Single by Elodie

from the album OK. Respira
- Language: Italian
- Released: 8 February 2023
- Recorded: 2022
- Genre: R&B
- Length: 3:13
- Label: Island
- Songwriters: Elodie Di Patrizi; Federica Abbate; Jacopo Ettore; Francesco Catitti; Dario Faini;
- Producers: Dardust; Katoo;

Elodie singles chronology
| "OK. Respira" (2022) | "Due" (2023) | "Pazza musica" (2023) |

Music video
- "Due" on YouTube

= Due (song) =

2023 single by Elodie

"Due" is a song co-written and recorded by Italian singer Elodie. It was released on 8 February 2023 through Island Records as the sixth single from her fourth studio album OK. Respira.

The song was the artist's entry for the 2023 edition of the Sanremo Music Festival, placing ninth in a field of 28.

== Background and composition ==
The song featured the singer's return to writing collaboration with Jacopo Ettore, Federica Abbate and Francesco "Katoo" Catitti, the latter a producer of the same along with Dardust. The singer told the process of making the song through a public statement:"I knew it was the right song as soon as I listened to Federica [Abbate]'s recording, first of all because it is well written. It's a hit. It's perfect. Even just musically it captivated me. At first it scared me, the approach was vocally difficult, but instead now I love it. It's fun to sing it.

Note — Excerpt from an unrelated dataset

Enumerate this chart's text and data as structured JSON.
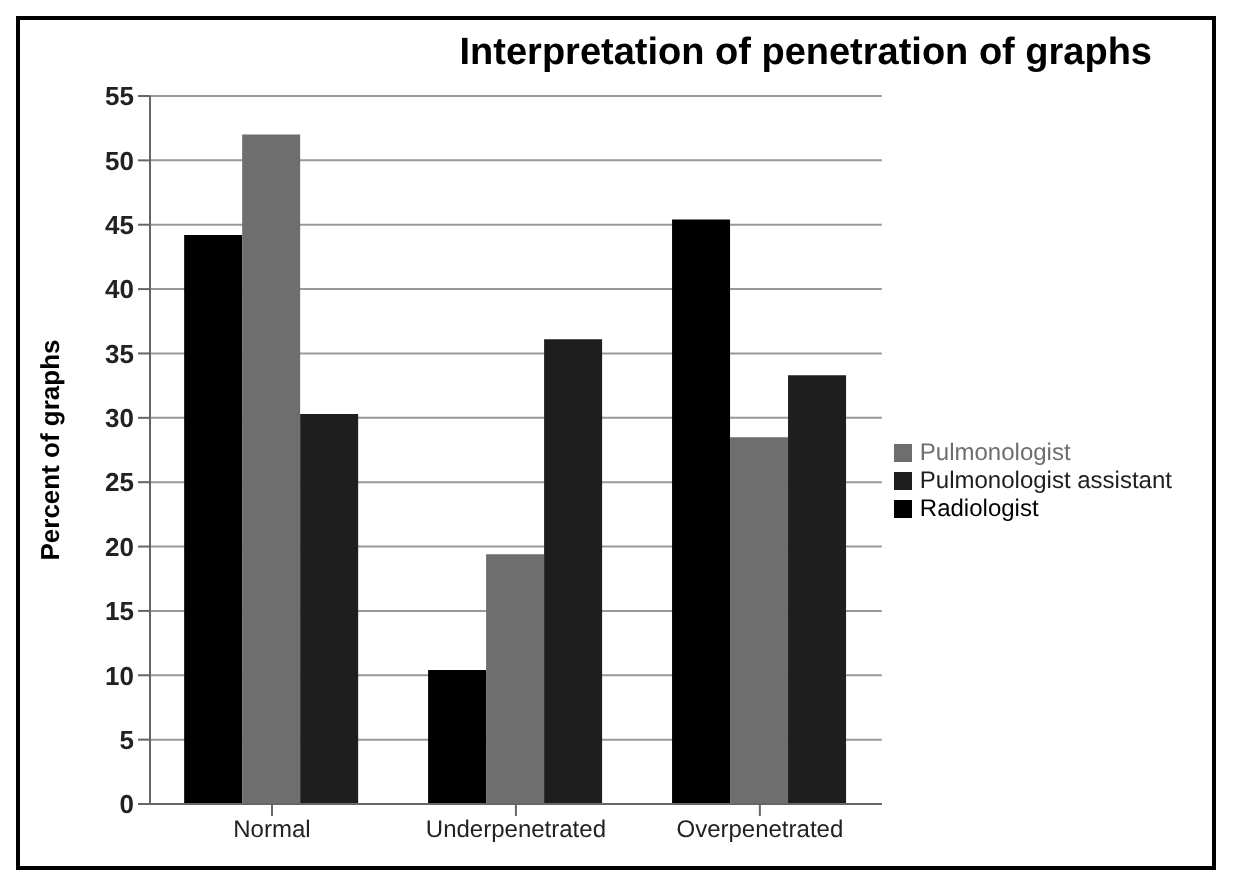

Pop is a simple language, but there is complex thinking behind pop."In an interview with Elle Italia, Elodie addressed the meaning of the song and her relationship with Abbate during the composition process:"With "Due" it was love and hate. Federica Abbate and I were at a similar time in our lives: an incredible coincidence, and I'm a big believer in coincidences. [...] It's a song very much my own but, at the same time, difficult; [...] At the heart of the song is a love that ended, singing it helped me to metabolize the end of that love story of mine."

== Critics reception ==
Andrea Laffranchi of Corriere della Sera gave a rating of 8 out of 10 to the song, explaining that it features "urban sounds" with "pulsating percussion," while the lyrics, pertaining to "a love just born but already ended badly, of interrupted phone calls," have been likened to that of Mina's "Se telefonando". Valentina Colosimo of Vanity Fair called "Due" a "perfect urban-sounding" track with a "brilliant" interpretation, finding the singer "more refined," likening the song more to "Andromeda" rather than "Bagno a Mezzanotte". Rockol's writer Gianni Sibilla associated the opening section with New Order's "True Faith", describing the second parta as "a pop with a complex structure."

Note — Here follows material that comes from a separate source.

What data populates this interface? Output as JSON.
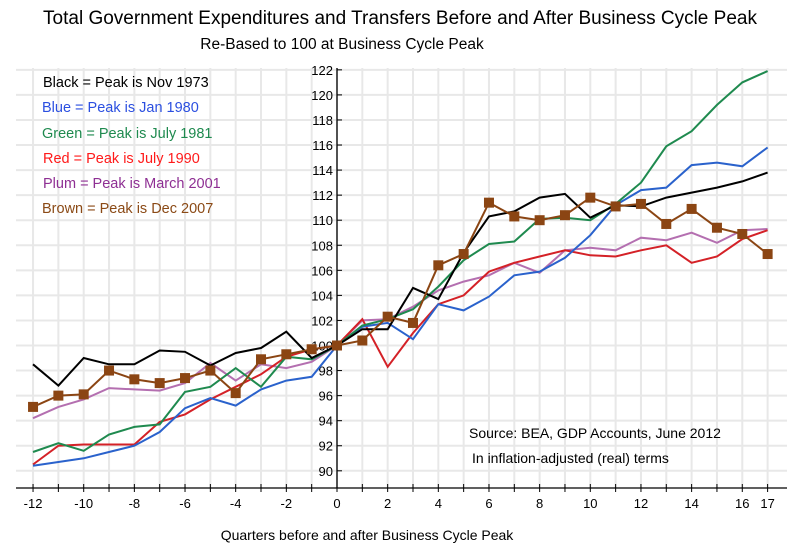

Rolling Stone Italia gave the single the highest rating regarding the songs presented during the first night of the Sanremo Festival, with a score of 8 out of 10; according to the website's reviewer Filippo Ferrari, "Due" represented "an uptempo, somewhat funky piece" that sounded similar to her collaboration "Pensare male" with The Kolors. Gianni Poglio of Panorama said that thanks to the song, "Elodie's potential, [...] moves on the terrain of international pop," with "fiery vocals and powerful song." Andrea Conti of Il Fatto Quotidiano explained that it is a "modern and topical" song with lyrics that deal with "a complex relationship, a sort of aut aut aut."

== Music video ==
The music video was shot at the RedRooms Members Club in Milan, Italy, with the direction of Giampaolo Sgura. It was available with the launch of the single through the singer's YouTube channel.

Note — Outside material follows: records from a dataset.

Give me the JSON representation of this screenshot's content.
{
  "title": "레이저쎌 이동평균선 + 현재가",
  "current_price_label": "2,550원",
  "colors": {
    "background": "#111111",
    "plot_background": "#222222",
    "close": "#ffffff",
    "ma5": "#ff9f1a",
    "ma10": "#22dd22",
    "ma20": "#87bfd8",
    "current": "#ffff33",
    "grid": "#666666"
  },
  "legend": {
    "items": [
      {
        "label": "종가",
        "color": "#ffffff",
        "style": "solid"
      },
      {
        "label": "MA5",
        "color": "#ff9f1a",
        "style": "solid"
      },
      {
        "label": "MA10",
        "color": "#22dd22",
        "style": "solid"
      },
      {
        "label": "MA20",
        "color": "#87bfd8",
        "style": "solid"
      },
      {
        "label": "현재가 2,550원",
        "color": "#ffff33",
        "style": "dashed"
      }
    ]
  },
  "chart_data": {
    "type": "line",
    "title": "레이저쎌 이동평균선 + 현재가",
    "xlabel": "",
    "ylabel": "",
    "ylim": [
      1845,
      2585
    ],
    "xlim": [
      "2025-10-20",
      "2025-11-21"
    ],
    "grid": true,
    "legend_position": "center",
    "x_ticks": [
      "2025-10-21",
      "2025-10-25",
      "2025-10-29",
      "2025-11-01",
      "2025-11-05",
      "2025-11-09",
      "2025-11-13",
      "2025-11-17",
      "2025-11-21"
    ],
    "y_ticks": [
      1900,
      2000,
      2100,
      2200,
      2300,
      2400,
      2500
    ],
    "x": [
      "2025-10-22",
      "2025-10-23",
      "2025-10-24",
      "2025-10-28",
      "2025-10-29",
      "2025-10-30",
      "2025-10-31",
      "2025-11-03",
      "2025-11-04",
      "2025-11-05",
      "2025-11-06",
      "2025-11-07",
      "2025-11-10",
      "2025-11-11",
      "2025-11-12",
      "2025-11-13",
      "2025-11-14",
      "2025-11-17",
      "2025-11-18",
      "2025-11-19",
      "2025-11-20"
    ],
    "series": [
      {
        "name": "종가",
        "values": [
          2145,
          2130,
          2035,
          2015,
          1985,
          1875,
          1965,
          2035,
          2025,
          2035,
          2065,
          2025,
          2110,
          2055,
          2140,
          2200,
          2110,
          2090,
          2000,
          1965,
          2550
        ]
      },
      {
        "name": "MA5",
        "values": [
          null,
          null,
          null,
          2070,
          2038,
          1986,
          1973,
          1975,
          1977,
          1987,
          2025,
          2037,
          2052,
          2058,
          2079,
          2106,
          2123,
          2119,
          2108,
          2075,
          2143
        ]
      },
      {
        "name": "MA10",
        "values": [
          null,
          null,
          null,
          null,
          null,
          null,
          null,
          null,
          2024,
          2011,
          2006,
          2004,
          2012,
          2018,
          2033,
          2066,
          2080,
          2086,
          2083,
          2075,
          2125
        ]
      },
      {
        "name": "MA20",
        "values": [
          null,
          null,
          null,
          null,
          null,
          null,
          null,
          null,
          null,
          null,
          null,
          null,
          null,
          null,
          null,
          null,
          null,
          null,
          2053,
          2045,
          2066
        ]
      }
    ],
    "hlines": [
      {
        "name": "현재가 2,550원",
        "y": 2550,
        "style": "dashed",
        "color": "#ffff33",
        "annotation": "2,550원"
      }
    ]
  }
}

The video starred the singer's sister Fey Di Patrizi and some Italian show business personalities such as Ornella Vanoni, Michele Placido and Valentina Romani.

==Charts==
===Weekly charts===

Weekly chart performance for "Due"
| Chart (2023) | Peak position |
|---|---|
| Italy (FIMI) | 7 |
| Italy Airplay (EarOne) | 2 |
| Switzerland (Schweizer Hitparade) | 67 |

===Year-end charts===

Year-end chart performance for "Due"
| Chart (2023) | Position |
|---|---|
| Italy (FIMI) | 32 |

==Certifications==

| Region | Certification | Certified units/sales |
| Italy (FIMI) | 3× Platinum | 300,000^{‡} |
^{‡} Sales+streaming figures based on certification alone.